The conservation park's boundaries align with the extent of the water body known as Lake Hawdon South which was described in 2010 as a “shallow, seasonally inundated lake”, as having an area of about 31.9 km2 and which is the southern basin of a larger system known as Lake Hawdon. The lake contains extensive areas of sedgelands including species such as Gahnia trifida, Gahnia filum, Baumea arthrophylla, Baumea juncea and Juncus kraussii.

In 2010, the conservation park's conservation significance was described as follows:
1. It supports biota of conservation significance including “17 vertebrate fauna species, seven plant species and three plant communities.”

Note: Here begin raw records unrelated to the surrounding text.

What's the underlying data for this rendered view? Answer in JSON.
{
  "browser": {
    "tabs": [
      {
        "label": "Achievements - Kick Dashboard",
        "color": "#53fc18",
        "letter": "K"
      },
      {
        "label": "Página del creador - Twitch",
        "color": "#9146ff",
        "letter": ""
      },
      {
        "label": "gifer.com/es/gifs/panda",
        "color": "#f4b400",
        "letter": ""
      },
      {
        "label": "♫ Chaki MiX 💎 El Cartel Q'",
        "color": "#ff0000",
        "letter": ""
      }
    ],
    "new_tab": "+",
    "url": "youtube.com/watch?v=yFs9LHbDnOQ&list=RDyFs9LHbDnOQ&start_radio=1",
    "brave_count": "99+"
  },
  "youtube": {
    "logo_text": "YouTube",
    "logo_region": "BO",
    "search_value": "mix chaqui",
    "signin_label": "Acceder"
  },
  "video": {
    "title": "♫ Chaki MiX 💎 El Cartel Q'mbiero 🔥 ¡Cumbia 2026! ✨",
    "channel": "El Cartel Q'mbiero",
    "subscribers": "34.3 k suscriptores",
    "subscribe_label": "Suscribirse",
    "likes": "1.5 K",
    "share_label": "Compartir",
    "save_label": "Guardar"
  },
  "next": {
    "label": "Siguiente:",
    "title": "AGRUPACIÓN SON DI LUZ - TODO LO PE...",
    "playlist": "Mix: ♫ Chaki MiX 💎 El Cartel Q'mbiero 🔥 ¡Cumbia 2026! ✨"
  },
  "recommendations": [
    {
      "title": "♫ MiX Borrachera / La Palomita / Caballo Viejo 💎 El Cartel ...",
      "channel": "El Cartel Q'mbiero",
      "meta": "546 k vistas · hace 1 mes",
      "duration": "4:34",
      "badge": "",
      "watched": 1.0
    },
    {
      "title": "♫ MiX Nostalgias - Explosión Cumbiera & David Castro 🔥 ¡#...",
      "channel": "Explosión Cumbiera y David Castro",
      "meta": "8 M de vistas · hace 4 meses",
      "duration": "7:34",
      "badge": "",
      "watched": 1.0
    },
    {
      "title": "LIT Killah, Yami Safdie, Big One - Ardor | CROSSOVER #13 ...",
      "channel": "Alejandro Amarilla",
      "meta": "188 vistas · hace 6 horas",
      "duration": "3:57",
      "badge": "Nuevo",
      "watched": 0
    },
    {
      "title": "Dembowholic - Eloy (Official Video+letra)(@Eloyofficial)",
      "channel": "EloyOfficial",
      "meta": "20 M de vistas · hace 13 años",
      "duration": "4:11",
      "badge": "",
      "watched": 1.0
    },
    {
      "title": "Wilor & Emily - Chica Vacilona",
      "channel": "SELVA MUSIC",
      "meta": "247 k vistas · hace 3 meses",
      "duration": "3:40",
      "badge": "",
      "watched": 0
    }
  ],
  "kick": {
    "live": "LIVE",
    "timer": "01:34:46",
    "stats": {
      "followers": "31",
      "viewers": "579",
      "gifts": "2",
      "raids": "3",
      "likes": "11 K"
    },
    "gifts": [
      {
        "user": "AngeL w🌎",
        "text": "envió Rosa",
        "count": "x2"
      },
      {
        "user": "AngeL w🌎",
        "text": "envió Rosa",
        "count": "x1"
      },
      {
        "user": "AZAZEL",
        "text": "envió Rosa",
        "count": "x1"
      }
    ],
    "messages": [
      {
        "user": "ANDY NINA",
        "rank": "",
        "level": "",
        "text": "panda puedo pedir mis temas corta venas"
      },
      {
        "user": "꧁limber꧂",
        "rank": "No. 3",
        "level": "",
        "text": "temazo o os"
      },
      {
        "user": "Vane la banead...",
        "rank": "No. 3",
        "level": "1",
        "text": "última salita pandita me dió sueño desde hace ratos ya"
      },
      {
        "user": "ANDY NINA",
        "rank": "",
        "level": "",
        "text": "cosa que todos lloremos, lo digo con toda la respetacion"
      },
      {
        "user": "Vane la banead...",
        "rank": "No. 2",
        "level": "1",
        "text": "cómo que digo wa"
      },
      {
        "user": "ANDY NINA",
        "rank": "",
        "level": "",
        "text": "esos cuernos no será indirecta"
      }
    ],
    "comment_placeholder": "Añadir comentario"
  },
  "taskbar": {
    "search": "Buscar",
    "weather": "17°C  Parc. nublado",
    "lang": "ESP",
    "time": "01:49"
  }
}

2. Two plant communities are considered vulnerable at a state and regional level, being the “Baumea juncea / B. arthrophylla sedgeland on the western side of the lake and Gahnia filum / G. trifida sedgeland.”
3. It contains a field of microbial accretionary structures known as thrombolites which cover an area of 3.20 km2.
4. It contains about 100 native fauna species including the western grey kangaroo, wombat and bush rat, eight amphibian species and 15 reptile species including the state endangered glossy grass skink.

The conservation park is classified as an IUCN Category VI protected area.